Locality-Aware Beam Scheduling for Efficient Test-Time Compute with a Consumer-grade GPU

Large Language Models (LLMs) are central to modern NLP applications, yet their deployment on consumer-grade GPUs is limited by limited memory capacity and bandwidth. In typical single-batch inference on local devices, the key–value (KV) cache occupies only a small fraction of total memory, so prior studies have largely focused on model weights.
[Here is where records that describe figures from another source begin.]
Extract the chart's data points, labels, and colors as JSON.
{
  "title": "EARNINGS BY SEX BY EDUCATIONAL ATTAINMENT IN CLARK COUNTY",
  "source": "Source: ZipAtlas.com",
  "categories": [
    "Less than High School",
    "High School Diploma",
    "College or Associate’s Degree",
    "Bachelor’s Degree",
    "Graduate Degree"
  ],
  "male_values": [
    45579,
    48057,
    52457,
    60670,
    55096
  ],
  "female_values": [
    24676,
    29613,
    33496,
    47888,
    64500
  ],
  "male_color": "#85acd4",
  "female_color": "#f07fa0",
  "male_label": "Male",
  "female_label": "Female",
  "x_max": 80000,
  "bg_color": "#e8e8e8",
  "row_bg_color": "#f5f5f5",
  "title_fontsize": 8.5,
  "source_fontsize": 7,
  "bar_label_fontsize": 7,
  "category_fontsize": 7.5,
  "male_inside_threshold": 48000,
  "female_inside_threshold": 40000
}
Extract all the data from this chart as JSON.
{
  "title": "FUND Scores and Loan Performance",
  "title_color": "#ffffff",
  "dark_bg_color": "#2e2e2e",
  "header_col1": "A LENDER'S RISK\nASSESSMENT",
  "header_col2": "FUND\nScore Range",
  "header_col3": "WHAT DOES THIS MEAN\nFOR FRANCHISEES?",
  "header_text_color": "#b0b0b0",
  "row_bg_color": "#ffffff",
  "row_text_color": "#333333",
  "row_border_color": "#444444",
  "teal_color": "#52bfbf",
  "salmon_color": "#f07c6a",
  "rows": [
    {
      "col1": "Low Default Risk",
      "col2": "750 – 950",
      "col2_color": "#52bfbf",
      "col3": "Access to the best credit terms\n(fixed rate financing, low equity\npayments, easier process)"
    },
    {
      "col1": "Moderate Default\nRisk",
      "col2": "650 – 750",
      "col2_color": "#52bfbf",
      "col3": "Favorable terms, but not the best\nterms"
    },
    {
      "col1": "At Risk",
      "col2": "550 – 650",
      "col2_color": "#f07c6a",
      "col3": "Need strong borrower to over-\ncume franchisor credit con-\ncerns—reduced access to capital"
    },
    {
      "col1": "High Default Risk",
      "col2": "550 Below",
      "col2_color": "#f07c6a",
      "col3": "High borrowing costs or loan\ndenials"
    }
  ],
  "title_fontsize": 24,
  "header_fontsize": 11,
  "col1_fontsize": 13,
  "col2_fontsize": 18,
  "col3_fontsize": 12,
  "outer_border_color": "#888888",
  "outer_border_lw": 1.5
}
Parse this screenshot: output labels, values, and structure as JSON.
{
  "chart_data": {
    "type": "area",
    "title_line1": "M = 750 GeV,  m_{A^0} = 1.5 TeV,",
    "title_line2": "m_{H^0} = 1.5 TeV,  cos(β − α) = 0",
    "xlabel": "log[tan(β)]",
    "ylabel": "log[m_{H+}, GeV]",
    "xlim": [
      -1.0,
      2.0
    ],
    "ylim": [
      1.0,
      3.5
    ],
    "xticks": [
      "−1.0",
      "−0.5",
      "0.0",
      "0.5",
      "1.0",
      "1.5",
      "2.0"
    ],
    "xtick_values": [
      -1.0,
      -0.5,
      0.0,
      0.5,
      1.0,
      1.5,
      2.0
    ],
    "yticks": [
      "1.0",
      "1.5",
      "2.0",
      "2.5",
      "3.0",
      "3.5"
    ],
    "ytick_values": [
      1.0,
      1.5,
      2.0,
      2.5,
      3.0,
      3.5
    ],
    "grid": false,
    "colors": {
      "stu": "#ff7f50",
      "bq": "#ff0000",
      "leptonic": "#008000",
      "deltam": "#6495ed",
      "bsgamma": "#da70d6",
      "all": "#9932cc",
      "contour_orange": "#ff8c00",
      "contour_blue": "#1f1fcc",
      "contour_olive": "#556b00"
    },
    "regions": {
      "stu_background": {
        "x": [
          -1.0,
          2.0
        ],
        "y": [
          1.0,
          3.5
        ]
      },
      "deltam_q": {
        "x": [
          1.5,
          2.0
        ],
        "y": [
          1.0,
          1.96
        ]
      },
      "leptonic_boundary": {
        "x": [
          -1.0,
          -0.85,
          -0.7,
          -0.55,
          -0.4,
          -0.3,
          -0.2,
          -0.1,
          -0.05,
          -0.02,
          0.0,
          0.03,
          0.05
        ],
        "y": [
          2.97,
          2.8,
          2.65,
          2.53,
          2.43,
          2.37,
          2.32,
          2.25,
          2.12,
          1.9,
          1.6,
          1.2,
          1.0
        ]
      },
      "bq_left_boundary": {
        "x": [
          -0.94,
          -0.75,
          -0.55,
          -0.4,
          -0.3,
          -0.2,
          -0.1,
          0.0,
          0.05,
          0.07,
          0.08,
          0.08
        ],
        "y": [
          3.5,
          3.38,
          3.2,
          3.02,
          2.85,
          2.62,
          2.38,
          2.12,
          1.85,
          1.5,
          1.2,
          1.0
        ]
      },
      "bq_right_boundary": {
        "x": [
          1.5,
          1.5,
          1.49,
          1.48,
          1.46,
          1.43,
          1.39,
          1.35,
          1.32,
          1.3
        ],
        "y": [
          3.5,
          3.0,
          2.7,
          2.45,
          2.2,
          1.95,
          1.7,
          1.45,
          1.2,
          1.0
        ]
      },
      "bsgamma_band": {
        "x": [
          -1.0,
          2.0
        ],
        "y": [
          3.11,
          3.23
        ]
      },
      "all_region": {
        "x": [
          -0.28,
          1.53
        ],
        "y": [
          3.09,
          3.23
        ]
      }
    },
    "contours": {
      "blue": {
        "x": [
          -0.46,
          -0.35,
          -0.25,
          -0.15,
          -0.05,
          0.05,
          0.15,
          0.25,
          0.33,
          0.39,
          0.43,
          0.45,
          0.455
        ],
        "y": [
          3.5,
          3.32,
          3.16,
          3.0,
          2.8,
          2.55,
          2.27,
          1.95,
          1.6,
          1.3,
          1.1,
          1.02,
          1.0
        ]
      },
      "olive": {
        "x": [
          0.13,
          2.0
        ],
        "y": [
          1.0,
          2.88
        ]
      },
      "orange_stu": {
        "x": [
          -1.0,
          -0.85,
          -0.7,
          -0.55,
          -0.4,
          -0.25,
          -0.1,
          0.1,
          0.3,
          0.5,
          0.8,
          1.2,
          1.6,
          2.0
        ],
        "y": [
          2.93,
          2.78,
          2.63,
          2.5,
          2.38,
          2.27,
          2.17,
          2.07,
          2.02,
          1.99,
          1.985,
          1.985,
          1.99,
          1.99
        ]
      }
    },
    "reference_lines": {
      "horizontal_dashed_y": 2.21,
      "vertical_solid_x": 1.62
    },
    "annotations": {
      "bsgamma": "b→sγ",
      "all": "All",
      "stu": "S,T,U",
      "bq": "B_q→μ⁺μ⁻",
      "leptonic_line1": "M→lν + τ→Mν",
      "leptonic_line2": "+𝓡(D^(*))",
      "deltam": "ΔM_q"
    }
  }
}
The rise of test-time compute (TTC), however, introduces a new bottleneck: the rapidly expanding KV cache. In TTC methods such as step-wise beam search, concurrent decoding paths cause KV cache size and transfer costs to scale with exploration space, resulting in severe I/O stalls on consumer-grade GPUs. We identify two complementary forms of data locality in TTC workloads. Inter-token locality occurs within each decoding step, as consecutive tokens in the same beam access nearly identical KV cache data. Inter-beam locality arises across decoding steps, as beams that share common prefixes reuse overlapping KV segments. Building on these observations, we propose Locality-Aware Beam Scheduling, which exploits these locality patterns to reduce redundant KV cache transfers. It also employs balanced grouping with prefetching to overlap data movement with computation. Evaluated on OPT-6.7B, LLaMA-2-7B, and Qwen-7B, our method reduces KV cache transfer volume by over 95\% and achieves consistent end-to-end speedups of 3.39×–9.72×, 3.60×–8.74×, and 4.17×–7.99×, respectively, compared to layer-wise offloading.